Landowners may post their property by any of the following methods:
- Using an aluminum or purple color paint, paint a vertical line at least 2 inches in width and at least 8 inches in length, no less than 3 feet and not more than 6 feet from the ground or normal water surface and visible when approaching the property.
- Signs that specifically prohibit hunting, fishing, or trespassing on the property.
What Landowners Should Know
For landowners, finding responsible hunters can provide many benefits for both the landowner and sportsmen allowed access to the property. There are benefits of having responsible hunters included as an important part of the landowner’s wildlife management plan, especially if they are absentee or do not hunt themselves. There are many in-kind benefits of such relationships including road maintenance, habitat improvement, security, and safety. Hunt clubs are also helpful, and lease fees can offset property taxes. Information on locating responsible hunters can be found by contacting local civic groups like Ruritans, or 4-H Clubs, sporting goods shops, and area landowner contacts that participate in Tree Farm or Stewardship Programs. Members of sportsmen’s conservation organizations that are dedicated, reputable partners with DGIF promote safety, ethical practices, habitat improvement, and scientific management of wildlife.
Concern about legal liability for recreationists prevents some landowners from permitting hunting on their property. However, the Virginia General Assembly has addressed this concern in Virginia Code Section 29.1-509. Amended in 1982, this law exempts landowners who provide recreational opportunities to the public from liability for injury or damages, provided:
- the landowner does not charge a fee.
- there is no gross negligence or “willful or malicious failure to guard or warn against a dangerous condition, use, or structure” on the property.
The property owner should eliminate obvious hazards such as open wells and falling down buildings, or fence off and identify with warning signs any hazard that cannot be eliminated, such as a rock quarry. The landowner may wish to consider insuring the property subject to casualty and obtain comprehensive liability insurance. These are relatively inexpensive additions to standard and homeowner insurance policies. Sportsmen can be asked to help provide financial or other support in return for permission to use the lands.

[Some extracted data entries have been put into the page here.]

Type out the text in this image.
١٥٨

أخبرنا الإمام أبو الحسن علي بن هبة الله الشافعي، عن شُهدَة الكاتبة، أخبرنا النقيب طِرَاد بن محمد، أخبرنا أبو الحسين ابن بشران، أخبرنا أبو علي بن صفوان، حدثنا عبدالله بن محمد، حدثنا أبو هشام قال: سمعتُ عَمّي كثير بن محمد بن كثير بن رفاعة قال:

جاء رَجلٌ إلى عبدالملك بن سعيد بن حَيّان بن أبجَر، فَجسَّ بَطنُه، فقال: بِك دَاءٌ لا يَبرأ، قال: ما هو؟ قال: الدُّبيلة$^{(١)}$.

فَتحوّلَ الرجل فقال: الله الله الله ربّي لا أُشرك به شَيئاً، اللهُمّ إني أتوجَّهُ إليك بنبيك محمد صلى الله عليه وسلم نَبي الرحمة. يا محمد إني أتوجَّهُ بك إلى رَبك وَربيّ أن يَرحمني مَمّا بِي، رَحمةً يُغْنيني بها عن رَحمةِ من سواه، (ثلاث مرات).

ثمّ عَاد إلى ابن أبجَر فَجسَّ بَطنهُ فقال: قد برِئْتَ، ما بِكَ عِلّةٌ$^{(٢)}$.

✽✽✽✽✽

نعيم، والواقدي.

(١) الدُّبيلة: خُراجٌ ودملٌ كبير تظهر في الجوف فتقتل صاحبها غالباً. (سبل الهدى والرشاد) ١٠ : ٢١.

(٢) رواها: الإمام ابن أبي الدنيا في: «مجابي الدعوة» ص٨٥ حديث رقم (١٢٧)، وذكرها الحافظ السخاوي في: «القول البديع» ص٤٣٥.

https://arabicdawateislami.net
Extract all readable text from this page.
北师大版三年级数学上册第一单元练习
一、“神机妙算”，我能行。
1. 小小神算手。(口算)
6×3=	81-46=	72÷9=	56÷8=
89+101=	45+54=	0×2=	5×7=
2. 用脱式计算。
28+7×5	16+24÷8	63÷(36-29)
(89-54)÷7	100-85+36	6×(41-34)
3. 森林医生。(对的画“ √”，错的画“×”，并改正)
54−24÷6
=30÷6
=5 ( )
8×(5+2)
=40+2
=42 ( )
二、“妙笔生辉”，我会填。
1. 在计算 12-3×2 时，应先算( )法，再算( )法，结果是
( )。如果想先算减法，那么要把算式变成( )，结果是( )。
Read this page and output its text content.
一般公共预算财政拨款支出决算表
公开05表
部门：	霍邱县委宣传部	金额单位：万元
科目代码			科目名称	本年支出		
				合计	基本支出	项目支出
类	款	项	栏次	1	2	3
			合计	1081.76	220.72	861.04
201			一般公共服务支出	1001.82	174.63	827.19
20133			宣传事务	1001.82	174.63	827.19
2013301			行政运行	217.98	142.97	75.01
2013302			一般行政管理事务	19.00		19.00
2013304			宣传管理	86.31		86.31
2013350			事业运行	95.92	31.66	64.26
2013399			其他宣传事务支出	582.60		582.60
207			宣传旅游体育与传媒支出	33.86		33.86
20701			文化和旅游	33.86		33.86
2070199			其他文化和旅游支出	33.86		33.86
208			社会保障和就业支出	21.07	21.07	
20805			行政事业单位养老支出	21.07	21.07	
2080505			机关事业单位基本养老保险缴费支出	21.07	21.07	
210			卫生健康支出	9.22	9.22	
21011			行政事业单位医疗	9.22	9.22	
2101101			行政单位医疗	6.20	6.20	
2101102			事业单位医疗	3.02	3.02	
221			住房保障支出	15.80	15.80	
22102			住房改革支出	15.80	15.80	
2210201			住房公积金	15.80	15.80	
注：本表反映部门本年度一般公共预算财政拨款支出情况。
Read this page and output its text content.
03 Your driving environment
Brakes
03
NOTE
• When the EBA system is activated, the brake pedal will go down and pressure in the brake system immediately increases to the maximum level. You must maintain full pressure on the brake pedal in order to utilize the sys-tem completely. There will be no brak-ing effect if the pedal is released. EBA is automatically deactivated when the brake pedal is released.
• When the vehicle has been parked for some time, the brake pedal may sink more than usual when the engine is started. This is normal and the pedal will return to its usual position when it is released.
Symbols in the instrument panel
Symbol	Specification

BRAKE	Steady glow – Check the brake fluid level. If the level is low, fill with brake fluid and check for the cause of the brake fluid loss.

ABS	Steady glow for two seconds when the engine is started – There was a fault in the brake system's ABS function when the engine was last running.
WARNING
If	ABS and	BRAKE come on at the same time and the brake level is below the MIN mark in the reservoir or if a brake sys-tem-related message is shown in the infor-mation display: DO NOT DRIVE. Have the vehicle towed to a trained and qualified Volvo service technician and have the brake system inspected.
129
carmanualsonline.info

Fundamentally, sportsmen are responsible for their own safety and for any damages they cause to the property of others. Lease agreements and individual permit cards (sample available here) include codes of ethical conduct while the holders are on the property.
Furthermore, landowners can require sportsmen to show proof of insurance. Sportsman insurance is available through insurance companies and national sportsman organizations.